Understandably, inequity stirs up anger and frustration. But, it is this fire that inspires youth activists and captivates philanthropists and policymakers alike.

“Young people are right to be angry about the conditions of their communities. Youth organizing groups help them understand the root causes of the problems and process their emotions.”
Eric Braxton
Executive Director — The Funders’ Collaborative on Youth Organizing

This rage was emboldened and channeled into an overwhelming feeling of optimism when Policy Link aired “This is Our Moment,” featuring a poem by Mayra del Valle. When del Valle treated us to a live performance of “This is Our Moment,” it was met with a standing ovation. Her small frame and colossal message served as a rallying cry for the audience, demanding that we all bring our full selves to the task of creating equity by deepening our skillset, meaningfully networking and building unbreakable ties of solidarity. As a drummer and performer with an all-women’s Caribbean folk drum troupe, Legacy Women, I was heartened to see how social justice requires that we address culturally relevant ways of interacting with each other and of giving voice to our concerns and dreams.

It is through this interplay of poetry and dance performances, research, data sharing and candid conversations that we recognize each other’s humanity and learn to take care of it in holistic and dynamic ways. AFF recognizes that in order to best serve young people, we must be mindful of their lived experiences—taking into consideration the societal, personal, psychological, and material realities that impact their life—and engage in multi-sensory strategies that ignite movements.

“Due to the inclusive nature of youth organizing groups, there are so many ways youth can contribute—regardless of their skills, talents and interests.”
Eric Braxton
Executive Director — The Funders’ Collaborative on Youth Organizing

#2 Youth are leading us powerfully and building intergenerationality.

“This moment is not new. We’re not the first generation to fight back against racial injustice. Movements are generations-long.”
Rachel Gilmer
Chief of Strategy — Dream Defenders

Youth organizers from the Movement for Black Lives Matter, The Justice League, B.O.L.D.: Black Organizing for Leadership and Dignity, Thunder Valley Community Development Corporation (who work with Lakota Native American communities), Dream Defenders (AFF’s Florida-based youth organizing grantee partner) and a host of other youth-led movements captivated audiences throughout the summit. AFF actively supports youth organizing because we believe in the power of youth to direct their own lives and create the solutions they need to the obstacles they face. We also believe that youth organizing is an important component of a vibrant democracy. As a former youth organizer for environmental justice within the New York Environmental Justice Alliance and Sustainable South Bronx, I whole-heartedly understand the power of youth organizing and the importance of collaboration with older generations.
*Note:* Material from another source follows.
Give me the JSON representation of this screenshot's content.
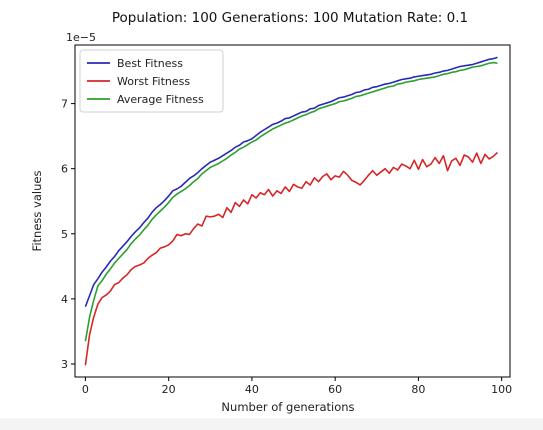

“In the Lakota culture we have a philosophy of 7 generations …honoring the 3 generations behind you and the 3 generations in front of you. The work we do is intergenerational. Elders are youth’s biggest advocates.”
Nick Tilsen
Executive Director — Thunder Valley Community Development Corporation

I thought these insights revealed both the hard-earned stripes youth movement leaders possess and their commitment to bringing everyone in the community along. It was refreshing to witness the candid conversations between senior executives, youth organizers and leaders. I also found it refreshing how humor played a role in the dialogues, which shows how youth and elders can conscientiously build a multi-generational framework that requires reckoning with the present and co-creating the future. They defied the myths that youth are not interested in multigenerational movements or that elders are not thinking about passing on the torch.

Thanks for reading! I’ll continue my reflections on my experience at PolicyLink’s Equity Summit 2015 in my next blog post. Stay tuned.

[1] Refer to map of affected areas on page 99 of The Impacts of Neighborhoods on Intergenerational Mobility: Childhood Exposure Effects and County-Level Estimates by Raj Chetty and Nathaniel Hendren.